This is one of the most common myths I hear people repeat to me. It is a mystery as to how it has attained mythical status but let me be clear – there is no such thing! Ok, so there was such a thing but it was abolished in 1753, getting on for nearly 300 years ago! Does that mean that the concept has been passed down for all those years through the generations? Anyway, I digress.
Currently, the simple position is that when a relationship of two people who were not married or in a civil partnership breaks down, the Courts’ powers are limited. Separated partners can ask the Courts to deal with the regulation of ownership and sale of property on principles of Trust and Property Law. They can potentially seek financial support from their ex-partner for the benefit of their children pursuant to Schedule 1 to the Children Act 1989. They can apply for Child Arrangements and other Orders from the Courts pursuant to the Children Act 1989. Unfortunately for separating partners, this is largely the extent of it. The Courts are not concerned with fairness or the overall picture or maintenance for the benefit of one of the former partners.

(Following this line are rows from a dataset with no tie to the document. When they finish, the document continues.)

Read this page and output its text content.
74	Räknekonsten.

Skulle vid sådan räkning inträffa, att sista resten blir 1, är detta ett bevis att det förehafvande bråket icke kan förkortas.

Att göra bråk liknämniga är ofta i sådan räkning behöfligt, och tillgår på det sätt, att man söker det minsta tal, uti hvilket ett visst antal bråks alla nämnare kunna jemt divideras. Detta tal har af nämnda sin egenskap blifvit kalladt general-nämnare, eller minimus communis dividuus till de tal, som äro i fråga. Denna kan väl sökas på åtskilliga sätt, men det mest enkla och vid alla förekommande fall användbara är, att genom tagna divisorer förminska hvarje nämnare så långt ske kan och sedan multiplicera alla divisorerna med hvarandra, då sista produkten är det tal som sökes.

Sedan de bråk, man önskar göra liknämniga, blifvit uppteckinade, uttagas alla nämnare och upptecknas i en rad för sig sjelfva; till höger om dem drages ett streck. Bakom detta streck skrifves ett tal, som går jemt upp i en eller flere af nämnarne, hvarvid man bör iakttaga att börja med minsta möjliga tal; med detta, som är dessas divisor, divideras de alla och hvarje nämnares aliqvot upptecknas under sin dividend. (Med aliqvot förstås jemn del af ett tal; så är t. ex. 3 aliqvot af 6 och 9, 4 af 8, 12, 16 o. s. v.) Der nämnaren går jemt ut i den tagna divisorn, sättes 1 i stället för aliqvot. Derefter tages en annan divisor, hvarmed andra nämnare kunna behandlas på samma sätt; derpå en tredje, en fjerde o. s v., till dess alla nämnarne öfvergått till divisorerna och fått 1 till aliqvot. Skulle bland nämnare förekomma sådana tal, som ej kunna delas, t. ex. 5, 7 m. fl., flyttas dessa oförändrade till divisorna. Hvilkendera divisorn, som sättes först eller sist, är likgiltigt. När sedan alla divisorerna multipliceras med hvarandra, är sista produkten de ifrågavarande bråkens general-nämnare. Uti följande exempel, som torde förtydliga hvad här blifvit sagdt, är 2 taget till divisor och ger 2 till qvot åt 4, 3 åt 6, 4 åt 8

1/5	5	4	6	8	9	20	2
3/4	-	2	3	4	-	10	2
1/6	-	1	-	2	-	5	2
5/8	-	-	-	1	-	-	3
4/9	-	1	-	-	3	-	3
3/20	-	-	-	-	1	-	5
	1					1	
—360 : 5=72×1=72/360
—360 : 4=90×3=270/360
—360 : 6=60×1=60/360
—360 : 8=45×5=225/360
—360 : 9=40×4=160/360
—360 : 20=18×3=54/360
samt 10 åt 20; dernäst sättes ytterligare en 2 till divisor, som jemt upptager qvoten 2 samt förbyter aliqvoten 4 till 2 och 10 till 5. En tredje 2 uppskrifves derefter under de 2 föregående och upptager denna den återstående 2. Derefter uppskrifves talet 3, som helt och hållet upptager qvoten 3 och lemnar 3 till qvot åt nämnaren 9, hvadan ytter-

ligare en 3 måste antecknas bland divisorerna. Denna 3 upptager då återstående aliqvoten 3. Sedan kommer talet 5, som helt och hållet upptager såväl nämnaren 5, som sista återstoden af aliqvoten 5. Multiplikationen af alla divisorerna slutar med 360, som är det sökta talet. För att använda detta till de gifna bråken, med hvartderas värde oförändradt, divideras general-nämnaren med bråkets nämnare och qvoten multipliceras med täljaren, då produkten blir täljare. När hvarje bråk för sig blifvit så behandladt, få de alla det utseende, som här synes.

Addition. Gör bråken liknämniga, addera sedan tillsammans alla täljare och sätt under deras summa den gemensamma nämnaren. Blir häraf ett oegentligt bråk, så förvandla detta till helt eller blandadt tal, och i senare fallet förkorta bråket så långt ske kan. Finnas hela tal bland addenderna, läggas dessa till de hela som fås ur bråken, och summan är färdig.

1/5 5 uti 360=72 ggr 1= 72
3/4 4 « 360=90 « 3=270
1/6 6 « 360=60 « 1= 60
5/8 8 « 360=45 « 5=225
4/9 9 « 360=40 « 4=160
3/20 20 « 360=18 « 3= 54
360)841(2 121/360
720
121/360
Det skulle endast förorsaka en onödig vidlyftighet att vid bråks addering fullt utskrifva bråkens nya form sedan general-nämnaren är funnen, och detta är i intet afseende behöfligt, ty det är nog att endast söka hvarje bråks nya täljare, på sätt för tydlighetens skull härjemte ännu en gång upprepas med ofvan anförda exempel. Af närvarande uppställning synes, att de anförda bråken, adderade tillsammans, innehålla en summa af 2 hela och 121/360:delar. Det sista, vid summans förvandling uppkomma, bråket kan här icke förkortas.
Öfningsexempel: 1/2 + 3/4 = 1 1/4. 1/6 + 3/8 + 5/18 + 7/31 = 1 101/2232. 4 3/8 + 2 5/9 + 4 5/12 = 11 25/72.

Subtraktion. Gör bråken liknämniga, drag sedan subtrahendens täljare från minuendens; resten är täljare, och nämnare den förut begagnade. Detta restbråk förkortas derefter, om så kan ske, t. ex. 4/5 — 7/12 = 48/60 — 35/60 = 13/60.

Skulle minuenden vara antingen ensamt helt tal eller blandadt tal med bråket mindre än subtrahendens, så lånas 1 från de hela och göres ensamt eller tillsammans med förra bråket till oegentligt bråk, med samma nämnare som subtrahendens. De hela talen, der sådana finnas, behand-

However, there has now been talk for many years about reform of the law in this area. The Law Commission published a report as long ago as in 2007 recommending certain changes to the law as it affects cohabiting couples but until recently this has been side-lined by the Government.
The good news is that a proposed Bill, the Cohabitation Rights Bill, has now started its journey through the Houses and received its first reading in February, although the second reading is yet to be scheduled so if the draft Bill does make its way into law, it isn’t going to be any time soon!